At The Data Incubator, I’ve spoken to hundreds of employers looking to hire data scientists -- particularly those with advanced degrees. With all the hype surrounding big data these days, it’s unsurprising that there’s as much misinformation floating around as there are facts. Unfortunately, hiring managers often fall victim to believing many common misconceptions to be true. Here are three facts about data science that hiring managers may not understand:
Data scientists and software engineers are not the same.
Believing the two are synonymous is a common mistake. While engineers with software development backgrounds do sometimes call themselves data scientists to capitalize on the associated salary premium, the results tend to be mediocre. Engineers are trained to fix bugs in programming, but when they lack a deeper understanding of probability and statistics, they often struggle to solve statistical bugs. Even though their code itself might be just fine, their predictions will be off if they built their code upon flawed statistics. In order to create truly scalable predictive models, deeper and more nuanced statistical understanding is necessary -- and many software engineers are lacking where data scientists are not.

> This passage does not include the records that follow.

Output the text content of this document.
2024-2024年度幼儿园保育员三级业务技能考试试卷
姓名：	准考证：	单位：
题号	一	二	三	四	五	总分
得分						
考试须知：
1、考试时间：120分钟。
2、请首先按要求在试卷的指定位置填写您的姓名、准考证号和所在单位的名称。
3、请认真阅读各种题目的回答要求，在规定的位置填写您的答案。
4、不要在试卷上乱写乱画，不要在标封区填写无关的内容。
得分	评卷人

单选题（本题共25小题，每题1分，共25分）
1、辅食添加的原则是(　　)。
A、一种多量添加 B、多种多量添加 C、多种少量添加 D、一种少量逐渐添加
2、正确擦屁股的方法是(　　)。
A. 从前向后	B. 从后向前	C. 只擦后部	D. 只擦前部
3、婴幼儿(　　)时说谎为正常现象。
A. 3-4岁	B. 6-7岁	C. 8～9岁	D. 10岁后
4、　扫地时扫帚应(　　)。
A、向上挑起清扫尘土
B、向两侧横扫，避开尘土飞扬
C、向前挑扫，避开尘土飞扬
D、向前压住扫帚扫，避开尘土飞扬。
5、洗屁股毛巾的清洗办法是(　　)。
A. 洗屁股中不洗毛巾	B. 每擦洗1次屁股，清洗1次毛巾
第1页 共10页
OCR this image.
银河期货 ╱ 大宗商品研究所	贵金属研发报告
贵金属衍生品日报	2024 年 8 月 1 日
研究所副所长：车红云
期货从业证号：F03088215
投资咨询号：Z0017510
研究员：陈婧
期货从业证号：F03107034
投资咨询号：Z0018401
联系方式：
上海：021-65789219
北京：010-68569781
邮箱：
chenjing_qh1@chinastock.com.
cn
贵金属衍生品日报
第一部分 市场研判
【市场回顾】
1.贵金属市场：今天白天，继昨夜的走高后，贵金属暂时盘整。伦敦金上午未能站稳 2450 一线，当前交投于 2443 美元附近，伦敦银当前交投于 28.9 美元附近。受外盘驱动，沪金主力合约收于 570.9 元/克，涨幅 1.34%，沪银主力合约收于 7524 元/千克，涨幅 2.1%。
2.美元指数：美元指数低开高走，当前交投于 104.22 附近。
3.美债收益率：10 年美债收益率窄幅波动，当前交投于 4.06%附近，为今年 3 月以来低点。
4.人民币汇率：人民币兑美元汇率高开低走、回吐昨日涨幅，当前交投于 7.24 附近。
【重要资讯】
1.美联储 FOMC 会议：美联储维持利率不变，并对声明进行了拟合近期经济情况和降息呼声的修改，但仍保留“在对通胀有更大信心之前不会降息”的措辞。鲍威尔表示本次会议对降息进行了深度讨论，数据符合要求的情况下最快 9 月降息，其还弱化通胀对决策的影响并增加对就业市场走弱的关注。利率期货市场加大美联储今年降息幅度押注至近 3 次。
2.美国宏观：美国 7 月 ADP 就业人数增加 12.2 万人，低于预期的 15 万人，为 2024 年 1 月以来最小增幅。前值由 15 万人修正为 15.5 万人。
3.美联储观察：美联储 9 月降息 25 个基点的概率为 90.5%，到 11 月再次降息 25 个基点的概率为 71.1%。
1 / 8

Big data is more than statistics and intelligence.
Those with little to no experience with software development, many hiring managers among them, often fail to recognize this. Keeping a plant alive in your office window is quite different from running a farm, right? When you scale up, you have to change the way you do things in order to make them work. The same concept applies when you add more data. Big data strains the classic models of computation and eventually renders them ineffective. When you’re dealing with big data, all of the data just can’t fit into RAM. Traditional business intelligence calculations become unwieldy and can’t be completed in a reasonable time frame. Distributed computation and parallelization may be obvious answers to scaling, but they’re not always so simple -- thus necessitating more involved solutions. Traditional business analytics are as different from distributed statistical computing as your window plant is from a farm. A real data scientist will understand this and know how to handle it.
Data scientists need to understand the business.
Many of those practiced in machine learning don’t recognize this fact. While you can do a lot with machine learning, it’s not all-powerful and it can’t tell you everything. Business intuition guides data scientists, allowing them to identify real correlations and ignore false ones. Likewise, mistaking correlation for causation can have costly consequences. If a data scientist lacks the necessary domain expertise, simply following what they think the data says can lead to poor policy recommendations based upon ill-founded conclusions.
Having business intuition is also essential for a data scientist when it comes to convincing key stakeholders of the validity and importance of their conclusions. Often, the stakeholders in question will be domain experts, not data scientists; being able to talk about their findings in a way that makes sense to those stakeholders is a crucial part of achieving the institutional buy-in needed for data science to have a real impact on the business.